Subproject 4 – Study of electrical and mechanical propertis of erithrocyte membrane

: Carlos Lenz César (IFGW-UNICAMP), Sara T. O. Saad (Hemocentro-Unicamp)

This collaboration is very well stablished and already resulted in a PhD thesis, part of another PhD thesis, many published papers and congress communications. There is a collaborative supervision of a MSc thesis.

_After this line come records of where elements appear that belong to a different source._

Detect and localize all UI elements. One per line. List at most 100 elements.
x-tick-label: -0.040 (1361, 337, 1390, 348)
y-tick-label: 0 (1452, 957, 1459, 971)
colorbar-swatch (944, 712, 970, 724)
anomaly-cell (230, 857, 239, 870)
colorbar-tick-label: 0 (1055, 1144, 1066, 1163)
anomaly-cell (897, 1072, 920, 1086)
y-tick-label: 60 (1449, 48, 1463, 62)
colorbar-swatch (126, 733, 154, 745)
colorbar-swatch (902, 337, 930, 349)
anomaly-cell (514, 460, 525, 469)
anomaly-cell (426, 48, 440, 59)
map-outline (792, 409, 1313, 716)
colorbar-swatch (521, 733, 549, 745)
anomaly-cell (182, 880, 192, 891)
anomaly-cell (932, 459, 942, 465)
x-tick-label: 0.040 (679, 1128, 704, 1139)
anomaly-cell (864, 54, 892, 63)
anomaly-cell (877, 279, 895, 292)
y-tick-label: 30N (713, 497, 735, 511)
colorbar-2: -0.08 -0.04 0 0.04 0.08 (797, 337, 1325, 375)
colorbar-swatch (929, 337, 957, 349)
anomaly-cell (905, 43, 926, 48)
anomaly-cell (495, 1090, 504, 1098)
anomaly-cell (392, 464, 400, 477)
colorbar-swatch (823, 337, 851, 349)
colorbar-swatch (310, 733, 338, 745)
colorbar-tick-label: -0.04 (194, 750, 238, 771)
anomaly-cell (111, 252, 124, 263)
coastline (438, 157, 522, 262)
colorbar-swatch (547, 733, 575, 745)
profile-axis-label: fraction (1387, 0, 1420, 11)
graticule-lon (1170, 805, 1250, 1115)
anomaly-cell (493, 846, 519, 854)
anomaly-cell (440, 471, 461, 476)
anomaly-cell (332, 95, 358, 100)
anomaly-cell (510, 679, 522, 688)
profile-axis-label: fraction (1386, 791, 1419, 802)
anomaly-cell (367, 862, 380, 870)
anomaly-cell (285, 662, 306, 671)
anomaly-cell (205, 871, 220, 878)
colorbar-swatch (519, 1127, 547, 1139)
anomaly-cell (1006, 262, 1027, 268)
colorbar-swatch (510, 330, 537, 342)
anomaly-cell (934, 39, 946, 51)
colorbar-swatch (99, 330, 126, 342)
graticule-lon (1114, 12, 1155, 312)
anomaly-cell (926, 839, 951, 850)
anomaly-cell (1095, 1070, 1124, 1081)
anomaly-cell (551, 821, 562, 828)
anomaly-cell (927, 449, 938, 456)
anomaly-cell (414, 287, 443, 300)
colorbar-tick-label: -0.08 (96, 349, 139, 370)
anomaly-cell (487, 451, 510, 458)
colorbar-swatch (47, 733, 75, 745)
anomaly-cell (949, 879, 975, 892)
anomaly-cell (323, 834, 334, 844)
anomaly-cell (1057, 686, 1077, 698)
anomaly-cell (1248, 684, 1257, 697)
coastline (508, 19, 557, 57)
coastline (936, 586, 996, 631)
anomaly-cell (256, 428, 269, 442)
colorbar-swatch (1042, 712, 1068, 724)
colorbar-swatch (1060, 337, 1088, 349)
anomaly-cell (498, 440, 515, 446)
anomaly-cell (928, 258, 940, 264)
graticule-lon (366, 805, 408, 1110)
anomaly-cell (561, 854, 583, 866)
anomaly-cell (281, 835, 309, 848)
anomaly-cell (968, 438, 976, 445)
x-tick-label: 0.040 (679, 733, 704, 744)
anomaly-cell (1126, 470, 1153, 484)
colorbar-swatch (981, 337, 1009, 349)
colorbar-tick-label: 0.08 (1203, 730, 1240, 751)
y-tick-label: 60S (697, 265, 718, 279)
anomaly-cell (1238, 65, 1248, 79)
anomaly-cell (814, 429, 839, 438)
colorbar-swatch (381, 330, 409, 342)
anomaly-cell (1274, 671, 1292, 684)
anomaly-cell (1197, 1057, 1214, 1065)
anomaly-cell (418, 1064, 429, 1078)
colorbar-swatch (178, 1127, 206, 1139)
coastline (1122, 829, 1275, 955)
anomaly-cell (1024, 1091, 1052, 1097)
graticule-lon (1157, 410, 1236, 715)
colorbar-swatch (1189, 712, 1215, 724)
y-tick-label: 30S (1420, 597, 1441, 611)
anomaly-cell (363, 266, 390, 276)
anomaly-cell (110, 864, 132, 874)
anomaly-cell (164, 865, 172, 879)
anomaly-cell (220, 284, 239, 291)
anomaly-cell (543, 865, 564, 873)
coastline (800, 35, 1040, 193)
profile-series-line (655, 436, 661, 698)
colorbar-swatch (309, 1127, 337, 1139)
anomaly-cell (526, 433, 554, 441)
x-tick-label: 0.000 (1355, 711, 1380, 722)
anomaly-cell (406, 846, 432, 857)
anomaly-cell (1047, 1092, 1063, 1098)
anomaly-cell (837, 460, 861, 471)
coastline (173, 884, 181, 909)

The erithrocytes exhibit unusual mechanical properties that allow the cell to perfuse capillary bed and spleenic sinusoids half their diameter (7-9 mm). The erithrocyte deformability results from a combination of diverse factor such as the surface volume ratio, internal viscosity, and membrane elasticity and viscosity. The evaluation of blood red cell elasticity was first done by researchers from Unicamp, who studied normal cells (Blood 15: 2975, 1998), S hemoglobin donors
(AS) (Vox Sang 85: 213, 2003), irradiated cells (Transfusion 42: 1196, 2002), falciform cells (SS), S heteroziygotes S (AS), and hydroxiurea treated cells (Eur J Hematol 70: 207, 2003). Currently, a manuscript on ferropriva anemia has been submitted. The erythrocyte has negative electrical charges of sialic acid bound to membrane glycoproteins. So, the cell atracts positive counterions that establish a ionic cloud around the cell surface, with a gradient from the membrane surface out. This property establish a potential difference, named zeta potential that maintain the red blood cell apart from each other and from the endothelial surface. The aggregability of red blood cells is defined as the hability of these cells to form multi-aggregates or rouleaux (pilled coins) in the presence of proteins and other macromolecules such as dextrans, used as a plasma expansor. In normal circunstances, blood flow is albe to disperse such aggregates. However, pathological situations such as slow fluxes and alterations of the mechanical propertis of the membrane (elasticity/deformability), resistant aggregates may form and cause clinical complications. Preliminary results of the methodological characterization of zeta potential and erithrocyte aggregation were presented at the Brazilian Congress of Hematology and Hemotherapy (2007), at the SPIE 2007/2008 and submitted to the American Society of Hematology Congress (2008). Erithrocyte concentrates used in therapy are kept under low temperatures (4-6°C) for 35-42 days, depending on the preservative solution employed. The
Storage of concentrates is related to numerous biochemical alterations, between them the loss of anti-oxidant capacity with consequent oxidative damage of the membrane, lipid loss and reduction of sialic acid. Oxidative damage and changes in electrical charges of the membrane reduce the capacity of the membrane to deform and increase the tendency to aggregate. Few studies have been conducted to determine the erithrocyte damage related to storage. A better understanding of these phenomena could contribute to the development of new preservative solutions in addition to the use of antioxidant drugs, with benefits for the transfusion. Hemotherapy services rely on transfusional immunehematological testsem based on antibody-antigen interactions. The antierithrocyte IgG antibodies are monomers and can not agglutinate cells without the addition of substances that favors cell adhesion. In this sense, substances that reduce the zeta potential are required and diminish the distance between the cells. The specificity and sensibility of these tests depend on the correct use of these substances, and a quantitative valuation of the efficiency of different substances or even new drugs could improve the quality of the tests used before transfusion and more importantly, contribute to a better automatization of routines. Objectives: (1) Measure zeta potencial and erithrocyte aggregation in fresh and stored blood samples; (2) Measure the aggregation force using double optical tweezers after different periods of storage, associated with the use of substances that potentiate the agglutination such as low ionic force buffers (LISS), polyethyleneglycol (PEG), dextran, bromelin and papain.